The BOJ and the Koizumi Administration--More Mixed Signals
The Koizumi Administration was first caught off-guard by the Bank of Japan's unprecedented step of buying shares from banks, announced on September 18. BOJ Governor challenged the Koizumi Administration to show some initiative in dealing with the country's dismal financial situation. The Prime Minister's response was to appoint bank reform hawk Heizo Takenaka to the FSA, who promptly set to work trying to put together a comprehensive "anti-inflation" package, and appointing more hawks to an advisory panel for the FSA's NPL clean-up effort. The sudden zeal to clean up the banking mess by the Koizumi Administration set the stock market in a tizzy, as investors feared a sudden rush of new bankruptcies if Japan were to really push the banks to clean up their loan books. According to Teikoku Data Bank, there are about 200,000 financial strapped companies with a total of JPY135 tillion in bad loans. The bulk of these could fail in the next two years, pushing up total bankruptcies to 5X the current failure rate. Some economists claim that if Japan pushes to clean up the banking sector, they will need JPY30 trillion to offset the deflationary pressure on the economy.
This is where Mr. Takenaka caught the Bank of Japan off-guard, by requesting that the BOJ adopt inflation targets to stave off the inevitable deflationary pressures. The Bank has reacted with caution to what they perceive to be a challenge to their independence.

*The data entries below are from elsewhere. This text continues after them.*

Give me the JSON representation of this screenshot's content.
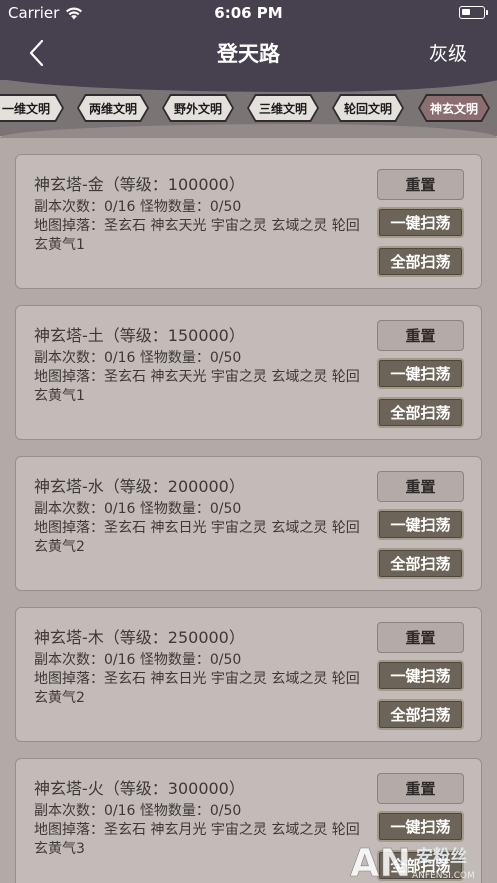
{
  "status": {
    "carrier": "Carrier",
    "time": "6:06 PM"
  },
  "nav": {
    "title": "登天路",
    "right_label": "灰级"
  },
  "tabs": [
    {
      "label": "一维文明",
      "active": false
    },
    {
      "label": "两维文明",
      "active": false
    },
    {
      "label": "野外文明",
      "active": false
    },
    {
      "label": "三维文明",
      "active": false
    },
    {
      "label": "轮回文明",
      "active": false
    },
    {
      "label": "神玄文明",
      "active": true
    }
  ],
  "buttons": {
    "reset": "重置",
    "one_sweep": "一键扫荡",
    "all_sweep": "全部扫荡"
  },
  "cards": [
    {
      "name": "神玄塔-金（等级：100000）",
      "counts": "副本次数：0/16   怪物数量：0/50",
      "drops": "地图掉落：圣玄石 神玄天光 宇宙之灵 玄域之灵 轮回玄黄气1"
    },
    {
      "name": "神玄塔-土（等级：150000）",
      "counts": "副本次数：0/16   怪物数量：0/50",
      "drops": "地图掉落：圣玄石 神玄天光 宇宙之灵 玄域之灵 轮回玄黄气1"
    },
    {
      "name": "神玄塔-水（等级：200000）",
      "counts": "副本次数：0/16   怪物数量：0/50",
      "drops": "地图掉落：圣玄石 神玄日光 宇宙之灵 玄域之灵 轮回玄黄气2"
    },
    {
      "name": "神玄塔-木（等级：250000）",
      "counts": "副本次数：0/16   怪物数量：0/50",
      "drops": "地图掉落：圣玄石 神玄日光 宇宙之灵 玄域之灵 轮回玄黄气2"
    },
    {
      "name": "神玄塔-火（等级：300000）",
      "counts": "副本次数：0/16   怪物数量：0/50",
      "drops": "地图掉落：圣玄石 神玄月光 宇宙之灵 玄域之灵 轮回玄黄气3"
    }
  ],
  "watermark": {
    "text": "安粉丝",
    "sub": "ANFENSI.COM",
    "logo": "AN"
  },
  "colors": {
    "header": "#46404f",
    "page_bg": "#b1aaa7",
    "card_bg": "#c2bbb7",
    "sweep_button": "#6c6458",
    "active_tab": "#8c6e70"
  }
}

Since PM Koizumi has given Takenaka a free hand, the BOJ thinks they know what this means--constant government pressure to ease money supply to achieve an annual inflation target of 2%~3%. They Bank has already tried to go in this direction, with little success. In 1999, the BOJ introduced a monetary policy aimed at bringing interest rates to near zero percent. Last year, this was followed by efforts to lossen up the money supply by aggressively increasing the balance of deposit reserves held at the Bank. Inside the Bank and among other observers, the view is that it is impossible for monetary policy alone to bring about inflation. This is because the globalization of the economy itself is bringing down prices due to technological innovation and global competition.
It is high time that the BOJ, MOF and the Koizumi Administration stopped positioning against each other and got with the program--i.e., the Bank of Japan has succeeded in pushing the Koizumi Administration to action, and they should have been prepared to respond to any initiatives coming out of the Koizumi Administration. To avoid killing the economic patient with a strong dose of bad loan liquidations, the government and the BOJ and the MOF will have to come up with a coordinated, integrated package of inflation-inducing measures, tax cut incentives and fiscal stimulus as the move to clear the decks of some 200,000 financially weak firms gathers momentum.